Ella era seduta sopra l'erba, allegra, e aveva intrecciato una piccola ghirlanda con tutti i fiori creati dalla natura (di quanti fior creassi mai natura), dei quali tutta la sua veste era dipinta. E non appena si accorse del giovane, alzò la testa un po' impaurita; poi, preso il lembo della veste con la mano bianca, si alzò  in piedi col grembo pieno di fiori.
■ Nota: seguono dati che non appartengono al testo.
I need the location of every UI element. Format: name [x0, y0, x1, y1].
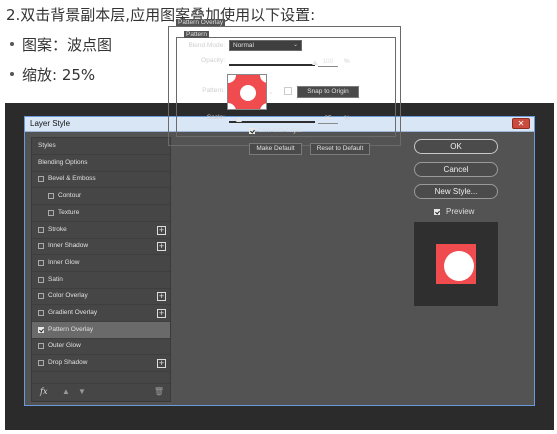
scale-slider[interactable] [229, 117, 315, 123]
dialog-title: Layer Style [30, 119, 71, 128]
style-item-label: Stroke [48, 225, 67, 233]
blend-mode-select[interactable]: Normal ⌄ [229, 40, 302, 51]
pattern-preview-graphic [228, 75, 266, 109]
add-effect-icon[interactable]: + [157, 292, 166, 302]
snap-to-origin-button[interactable]: Snap to Origin [297, 86, 359, 98]
style-checkbox[interactable] [38, 360, 44, 367]
scale-slider-thumb[interactable] [236, 117, 243, 122]
styles-list: Styles Blending Options Bevel & Emboss Cont… [31, 137, 171, 402]
bullet-scale-text: 缩放: 25% [22, 66, 96, 84]
style-item-label: Inner Glow [48, 258, 80, 266]
new-preset-icon[interactable] [284, 87, 292, 95]
style-item-texture[interactable]: Texture [32, 205, 170, 222]
style-item-label: Inner Shadow [48, 242, 89, 250]
style-item-stroke[interactable]: Stroke + [32, 222, 170, 239]
style-checkbox[interactable] [38, 276, 44, 283]
style-item-label: Outer Glow [48, 342, 81, 350]
style-item-drop-shadow[interactable]: Drop Shadow + [32, 355, 170, 373]
close-icon[interactable]: ✕ [512, 118, 530, 129]
style-checkbox[interactable] [38, 293, 44, 300]
style-item-inner-shadow[interactable]: Inner Shadow + [32, 238, 170, 256]
chevron-down-icon: ⌄ [292, 42, 298, 48]
opacity-unit: % [344, 58, 350, 65]
style-item-styles[interactable]: Styles [32, 138, 170, 155]
style-checkbox[interactable] [48, 193, 54, 200]
opacity-label: Opacity: [201, 57, 225, 64]
bullet-pattern-text: 图案：波点图 [22, 36, 113, 54]
style-item-label: Texture [58, 208, 80, 216]
style-checkbox[interactable] [38, 226, 44, 233]
cancel-button[interactable]: Cancel [414, 162, 498, 177]
add-effect-icon[interactable]: + [157, 309, 166, 318]
style-checkbox[interactable] [38, 259, 44, 266]
fx-icon[interactable]: fx [40, 387, 47, 396]
style-item-pattern-overlay[interactable]: Pattern Overlay [32, 321, 170, 339]
pattern-swatch[interactable] [227, 74, 267, 110]
new-style-button[interactable]: New Style... [414, 184, 498, 199]
add-effect-icon[interactable]: + [157, 242, 166, 252]
scale-label: Scale: [206, 114, 225, 121]
add-effect-icon[interactable]: + [157, 225, 166, 235]
trash-icon[interactable]: 🗑 [154, 387, 164, 396]
style-item-inner-glow[interactable]: Inner Glow [32, 255, 170, 272]
pattern-picker-chevron-icon[interactable]: ⌄ [268, 88, 274, 96]
style-checkbox[interactable] [38, 243, 44, 250]
preview-label: Preview [446, 207, 475, 216]
bullet-dot [10, 42, 14, 46]
intro-step: 2.双击背景副本层,应用图案叠加使用以下设置: [6, 6, 316, 24]
style-item-label: Contour [58, 192, 82, 200]
style-item-label: Satin [48, 275, 63, 283]
scale-value[interactable]: 25 [318, 114, 338, 124]
style-item-label: Bevel & Emboss [48, 175, 96, 183]
make-default-button[interactable]: Make Default [249, 143, 302, 155]
preview-checkbox[interactable] [434, 209, 440, 215]
style-item-satin[interactable]: Satin [32, 272, 170, 289]
blend-mode-label: Blend Mode: [188, 42, 226, 49]
intro-bullet-scale: 缩放: 25% [6, 64, 95, 85]
style-checkbox[interactable] [48, 209, 54, 216]
style-item-label: Color Overlay [48, 292, 88, 300]
pattern-label: Pattern: [202, 87, 225, 94]
style-item-label: Blending Options [38, 158, 88, 166]
reset-to-default-button[interactable]: Reset to Default [310, 143, 370, 155]
style-item-bevel-emboss[interactable]: Bevel & Emboss [32, 171, 170, 189]
link-with-layer-checkbox[interactable] [249, 128, 255, 134]
style-item-color-overlay[interactable]: Color Overlay + [32, 288, 170, 306]
add-effect-icon[interactable]: + [157, 359, 166, 369]
arrow-down-icon[interactable]: ▼ [78, 387, 86, 396]
pattern-subgroup-title: Pattern [184, 31, 209, 38]
link-with-layer-label: Link with Layer [259, 127, 303, 134]
styles-list-footer: fx ▲ ▼ 🗑 [32, 383, 170, 401]
pattern-dot-center [240, 85, 256, 101]
preview-dot [444, 251, 474, 281]
style-item-label: Gradient Overlay [48, 309, 98, 316]
style-checkbox[interactable] [38, 326, 44, 333]
pattern-overlay-title: Pattern Overlay [176, 19, 226, 26]
style-item-label: Pattern Overlay [48, 325, 94, 333]
opacity-slider[interactable] [229, 60, 318, 66]
style-item-contour[interactable]: Contour [32, 188, 170, 206]
preview-pattern-tile [436, 244, 476, 284]
style-checkbox[interactable] [38, 343, 44, 350]
preview-thumbnail [414, 222, 498, 306]
scale-unit: % [344, 115, 350, 122]
preview-pattern-graphic [444, 251, 474, 281]
blend-mode-value: Normal [233, 42, 254, 49]
style-item-gradient-overlay[interactable]: Gradient Overlay + [32, 305, 170, 322]
style-item-blending-options[interactable]: Blending Options [32, 155, 170, 172]
opacity-value[interactable]: 100 [318, 57, 338, 67]
style-checkbox[interactable] [38, 310, 44, 316]
style-item-label: Styles [38, 142, 56, 149]
ok-button[interactable]: OK [414, 139, 498, 154]
style-item-outer-glow[interactable]: Outer Glow [32, 338, 170, 356]
style-item-label: Drop Shadow [48, 359, 88, 367]
style-checkbox[interactable] [38, 176, 44, 183]
arrow-up-icon[interactable]: ▲ [62, 387, 70, 396]
bullet-dot [10, 72, 14, 76]
intro-bullet-pattern: 图案：波点图 [6, 34, 112, 55]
[48] Già s'inviava, per quindi partire,
la ninfa sopra l'erba, lenta lenta,
lasciando il giovinetto in gran martire,
che fuor di lei null'altro omai talenta.
Ma non possendo el miser ciò soffrire,
con qualche priego d'arrestarla tenta;
per che, tutto tremando e tutto ardendo,
così umilmente incominciò dicendo:

GIà STAVA PER ALLONTANARSI DA Lì,  LA NINFA SULL'ERBA, LENTAMENTE, LASCIANDO IL GIOVANE IN GRAN TORMENTO, il quale (che) FUOR DI LEI NULL'ALTRO ORMAI DESIDERA. MA non potendo IL POVER UOMO soffrire Ciò, CERCA DI fermarla pregandola; perchè tutto tremante e ardente, così umilmente incominciò dicendo:

[49] «O qual che tu ti sia, vergin sovrana,
o ninfa o dea, ma dea m'assembri certo;
se dea, forse se' tu la mia Diana;
se pur mortal, chi tu sia fammi aperto,
ché tua sembianza è fuor di guisa umana;
né so già io qual sia tanto mio merto,
qual dal cel grazia, qual sì amica stella,
ch'io degno sia veder cosa sì bella».

oh Qualunque cosa tu sia, vergine sovrana, o ninfa o dea, ma  certamente mi sembri dea,; se dea, forse sei tu la mia Diana; se pur mortale, dimmi, fammi sapere chi sei, poiché non hai un aspetto umano (ma sembri una dea); non so cosa abbia fatto per meritarmi questo, quale grazia del cielo, quale stella amica mi abbia reso degno di vedere una cosa così bella.